Sensory neurons expressing calcitonin gene-related peptide a regulate adaptive thermogenesis and diet-induced obesity

Objectives: Heat-sensory neurons from the dorsal root ganglia (DRG) play a pivotal role in detecting the cutaneous temperature and transmission of external signals to the brain, ensuring the maintenance of thermoregulation. However, whether these thermoreceptor neurons contribute to adaptive thermogenesis remains elusive. It is also unknown whether these neurons play a role in obesity and energy metabolism. Methods: We used genetic ablation of heat-sensing neurons expressing calcitonin gene-related peptide a (CGRPa) to assess whole-body energy expenditure, weight gain, glucose tolerance, and insulin sensitivity in normal chow and high-fat diet-fed mice. Ex vivo lipolysis and transcriptional characterization were combined with adipose tissue-clearing methods to visualize and probe the role of sensory nerves in adipose tissue. Adaptive thermogenesis was explored using infrared imaging of intrascapular brown adipose tissue (iBAT), tail, and core temperature upon various stimuli including diet, external temperature, and the cooling agent icilin. Results: In this report, we show that genetic ablation of heat-sensing CGRPa neurons promotes resistance to weight gain upon high-fat diet (HFD) feeding and increases energy expenditure in mice. Mechanistically, we found that loss of CGRPa-expressing sensory neurons was associated with reduced lipid deposition in adipose tissue, enhanced expression of fatty acid oxidation genes, higher ex vivo lipolysis in primary white adipocytes, and increased mitochondrial respiration from iBAT. Remarkably, mice lacking CGRPa sensory neurons manifested increased tail cutaneous vasoconstriction at room temperature.
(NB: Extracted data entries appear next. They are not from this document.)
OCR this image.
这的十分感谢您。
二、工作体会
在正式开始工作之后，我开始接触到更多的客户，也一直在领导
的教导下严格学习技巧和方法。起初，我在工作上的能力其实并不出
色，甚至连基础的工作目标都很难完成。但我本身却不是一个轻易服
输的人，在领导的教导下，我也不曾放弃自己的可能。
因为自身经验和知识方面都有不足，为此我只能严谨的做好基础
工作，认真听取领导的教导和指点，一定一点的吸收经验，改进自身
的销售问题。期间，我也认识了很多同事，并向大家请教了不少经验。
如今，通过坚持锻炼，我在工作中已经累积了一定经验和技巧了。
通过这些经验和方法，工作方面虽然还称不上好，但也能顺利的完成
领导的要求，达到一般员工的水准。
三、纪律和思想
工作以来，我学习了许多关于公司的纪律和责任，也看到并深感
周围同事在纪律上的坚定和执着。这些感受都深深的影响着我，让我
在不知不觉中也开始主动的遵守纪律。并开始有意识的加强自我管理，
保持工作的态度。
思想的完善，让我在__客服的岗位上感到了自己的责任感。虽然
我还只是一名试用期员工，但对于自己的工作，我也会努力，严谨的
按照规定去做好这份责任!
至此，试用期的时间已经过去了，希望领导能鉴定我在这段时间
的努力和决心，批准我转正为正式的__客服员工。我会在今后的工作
This exacerbated cold perception was not associated with reduced core temperature, suggesting that heat production and heat conservation mechanisms were engaged. Specific denervation of CGRPa neurons in intrascapular BAT did not contribute to the increased metabolic rate observed upon global sensory denervation. Conclusions: Taken together, these findings highlight an important role of cutaneous thermoreceptors in regulating energy metabolism by triggering counter-regulatory responses involving energy dissipation processes including lipid fuel utilization and cutaneous vasodilation. (c) 2021 The Author(s). Published by Elsevier GmbH. This is an open access article under the CC BY-NC-ND license (http://creativecommons.org/licenses/by-nc-nd/4.0/).

Automated summary

The study revealed that genetic ablation of heat-sensing CGRPa neurons promotes resistance to weight gain upon high-fat diet feeding and increases energy expenditure in mice by reducing lipid deposition, enhancing fatty acid oxidation gene expression, and increasing lipolysis in adipocytes, as well as enhancing mitochondrial respiration in iBAT.